Thursday, November 6, 2008

What Campaign Obama Can Teach Us in Europe

Leaving aside speculation over the future President Obama, it’s worth taking a moment to reflect on a lesson from Campaign Obama, one which has particular resonance for Europe:

Populism need not involve an appeal to the people’s most base political instincts; it can also work by inspiring them to demand more from their elites.

In comparison to the Democratic campaigns of 2000 and 2004, Obama’s campaign was markedly populist. For sure, it wasn’t a campaign against Government per se. But it was a discourse supporting the people against the current elite, against the status quo. This was embodied in the campaign slogan “yes, we can”, which pitched “we” the people against those leaders who have so far failed to deliver “our” real hopes and aspirations. And it was evident in the fact that, like so many populist “Goldwater-Republican” campaigns before it, the real heartbeat of Campaign Obama lay in its grassroots support, not the political elite in Washington DC.

Yet the campaign was also extremely positive. The core message was inspirational rather than fearful. It was not a case of a leader “reaching down” to the people’s fears and resentments; it was an instance of the people asking their leaders to “step up” to their highest hopes and aspirations. In winning the election Obama has turned populism on its head and proven it can still succeed.

This is a lesson that Europe would do well to learn right now.

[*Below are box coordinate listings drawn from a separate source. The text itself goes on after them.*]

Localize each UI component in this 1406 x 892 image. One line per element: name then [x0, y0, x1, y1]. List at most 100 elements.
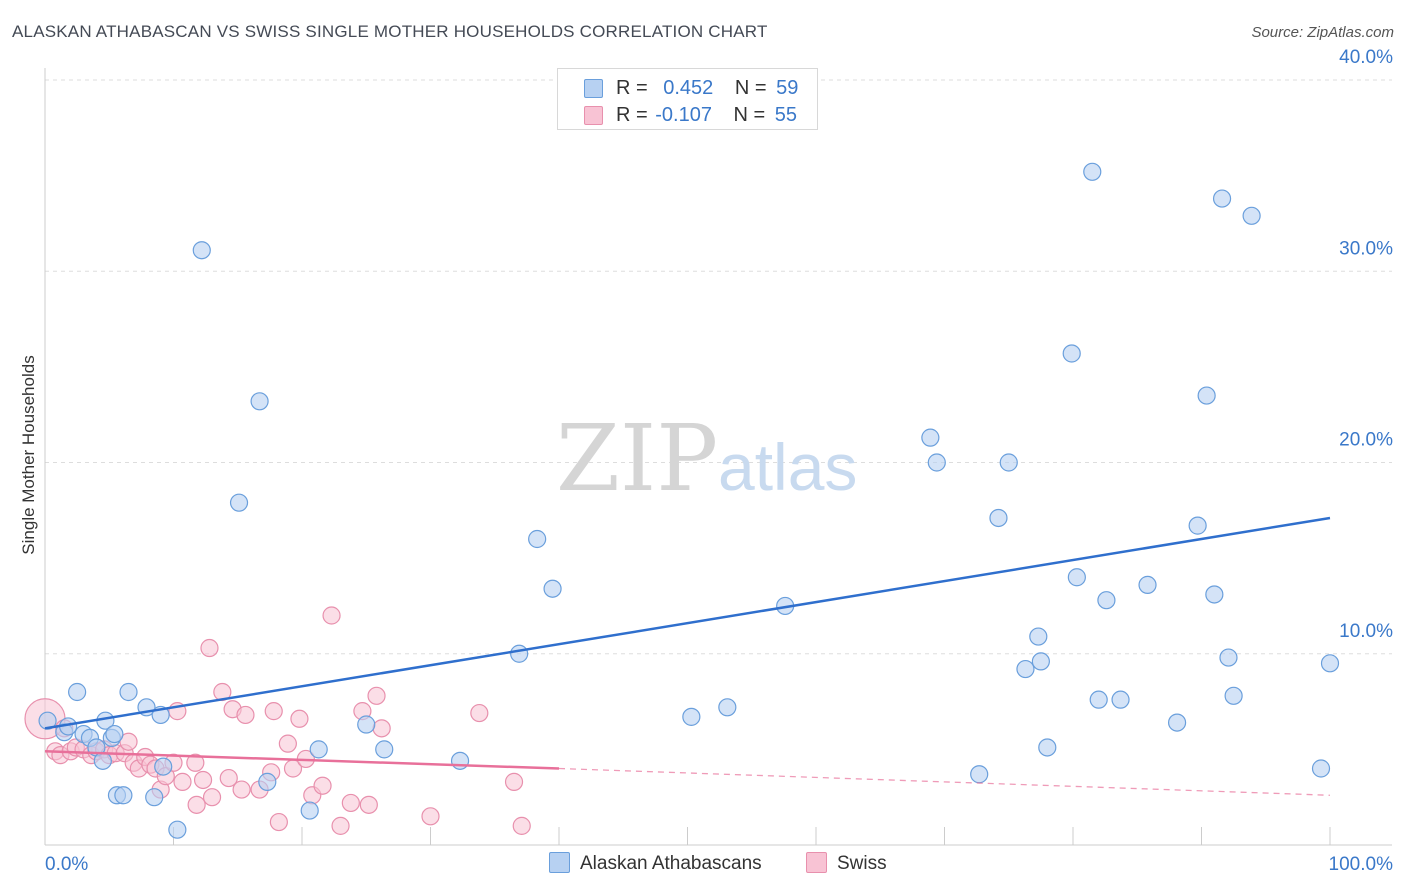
athabascan-point: [300, 801, 319, 820]
athabascan-point: [1038, 738, 1057, 757]
r-label: R =: [616, 104, 648, 126]
athabascan-point: [168, 820, 187, 839]
swiss-point: [186, 753, 205, 772]
swiss-point: [341, 793, 360, 813]
source-label: Source: ZipAtlas.com: [1251, 24, 1394, 41]
r-value-athabascan: 0.452: [663, 77, 714, 99]
y-tick-label: 20.0%: [1339, 430, 1393, 451]
athabascan-point: [543, 579, 562, 598]
athabascan-point: [1029, 627, 1048, 646]
y-axis-label: Single Mother Households: [19, 355, 38, 554]
swiss-point: [470, 703, 489, 723]
athabascan-point: [1188, 516, 1207, 535]
swiss-point: [504, 772, 524, 791]
athabascan-point: [1167, 713, 1187, 732]
athabascan-point: [68, 682, 87, 702]
bottom-legend-label-athabascan: Alaskan Athabascans: [580, 853, 762, 874]
swiss-point: [173, 772, 192, 791]
legend-swatch-blue: [584, 79, 603, 98]
athabascan-point: [1111, 690, 1130, 709]
athabascan-point: [1320, 654, 1340, 673]
athabascan-point: [1067, 568, 1086, 587]
swiss-point: [232, 780, 251, 799]
athabascan-point: [999, 453, 1018, 472]
n-value-athabascan: 59: [776, 77, 799, 99]
athabascan-point: [38, 711, 57, 730]
n-value-swiss: 55: [774, 104, 798, 126]
swiss-trend-line: [44, 750, 560, 770]
r-value-swiss: -0.107: [655, 104, 712, 126]
athabascan-point: [1062, 344, 1081, 363]
swiss-point: [359, 795, 378, 814]
athabascan-point: [93, 751, 112, 770]
athabascan-point: [1138, 575, 1157, 595]
trend-lines: [44, 516, 1331, 796]
athabascan-point: [718, 698, 737, 717]
chart-title: ALASKAN ATHABASCAN VS SWISS SINGLE MOTHE…: [12, 22, 768, 41]
athabascan-point: [927, 453, 946, 472]
athabascan-point: [510, 644, 529, 663]
athabascan-point: [1242, 206, 1261, 225]
y-tick-label: 40.0%: [1339, 47, 1393, 68]
swiss-point: [187, 795, 206, 814]
y-tick-label: 30.0%: [1339, 238, 1393, 259]
athabascan-point: [1219, 648, 1238, 667]
n-label: N =: [734, 77, 767, 99]
athabascan-point: [114, 786, 133, 805]
bottom-legend-athabascan: Alaskan Athabascans: [549, 852, 762, 875]
swiss-point: [367, 686, 386, 705]
r-label: R =: [616, 77, 648, 99]
athabascan-point: [682, 707, 701, 726]
athabascan-point: [357, 715, 376, 734]
athabascan-point: [1083, 162, 1102, 181]
legend-swatch-pink: [584, 106, 603, 125]
y-tick-label: 10.0%: [1339, 621, 1393, 642]
correlation-legend: R = 0.452 N = 59 R = -0.107 N = 55: [557, 68, 818, 130]
athabascan-point: [105, 724, 124, 744]
swiss-point: [193, 770, 213, 790]
athabascan-point: [921, 428, 940, 447]
athabascan-points: [38, 162, 1340, 839]
bottom-legend-swatch-blue: [549, 852, 570, 873]
swiss-point: [322, 606, 341, 625]
athabascan-point: [119, 682, 138, 702]
athabascan-point: [375, 740, 394, 759]
athabascan-point: [528, 529, 547, 549]
athabascan-point: [1089, 690, 1108, 709]
athabascan-point: [1016, 659, 1035, 679]
athabascan-point: [1197, 386, 1216, 405]
athabascan-point: [258, 772, 277, 791]
swiss-point: [313, 776, 332, 795]
swiss-point: [200, 638, 219, 658]
watermark-atlas: atlas: [718, 430, 857, 504]
swiss-point: [269, 812, 288, 832]
swiss-point: [421, 807, 440, 826]
athabascan-point: [229, 493, 249, 512]
athabascan-point: [145, 788, 164, 807]
gridlines: [45, 79, 1392, 655]
swiss-point: [290, 709, 309, 728]
swiss-point: [236, 705, 255, 725]
swiss-trend-extension: [558, 767, 1331, 796]
athabascan-point: [154, 757, 173, 776]
swiss-point: [264, 702, 283, 721]
x-tick-label-min: 0.0%: [45, 854, 88, 875]
watermark: ZIP atlas: [556, 405, 857, 512]
swiss-point: [512, 816, 531, 835]
bottom-legend-swiss: Swiss: [806, 852, 887, 875]
swiss-point: [202, 788, 222, 807]
n-label: N =: [733, 104, 766, 126]
swiss-point: [219, 768, 238, 788]
athabascan-point: [1311, 759, 1331, 778]
watermark-zip: ZIP: [556, 405, 718, 512]
athabascan-point: [1031, 652, 1050, 671]
athabascan-point: [309, 740, 328, 759]
athabascan-point: [1205, 585, 1224, 604]
athabascan-point: [1097, 591, 1116, 610]
athabascan-point: [192, 241, 211, 260]
athabascan-trend-line: [44, 516, 1331, 730]
athabascan-point: [970, 765, 989, 784]
tick-labels: 10.0% 20.0% 30.0% 40.0% 0.0% 100.0%: [45, 47, 1393, 875]
athabascan-point: [1224, 686, 1243, 705]
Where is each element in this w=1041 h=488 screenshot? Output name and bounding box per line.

At the Union level, populism is treated as the arch enemy of progress, embodied most vividly in Declan Ganley’s campaign against the Lisbon Treaty. And at the national level, the list of “successful” populist campaigns in Europe is a testament to the power of fearing the future and hating the Other. Twentieth Century European history bears witness to the destructive effects that this approach can bring, especially at a time of financial crisis and a shifting geopolitical landscape.

Campaign Obama demonstrates that positive populism is the only way to tackle this threat. The Irish referendum will not be reversed by a second yes campaign that represents the Irish political establishment more visibly than the hopes of the Irish people. And the ugly head of xenophobia will continue to rise in Europe’s national elections until our leaders develop the creativity to inspire their people with hope rather than buy them with fear.

Perhaps it may prove harder to inspire “cynical Europeans” than “wide-eyed Americans” in this regard. But the alternative is in nobody’s interest. And besides, isn’t this what politicians are for?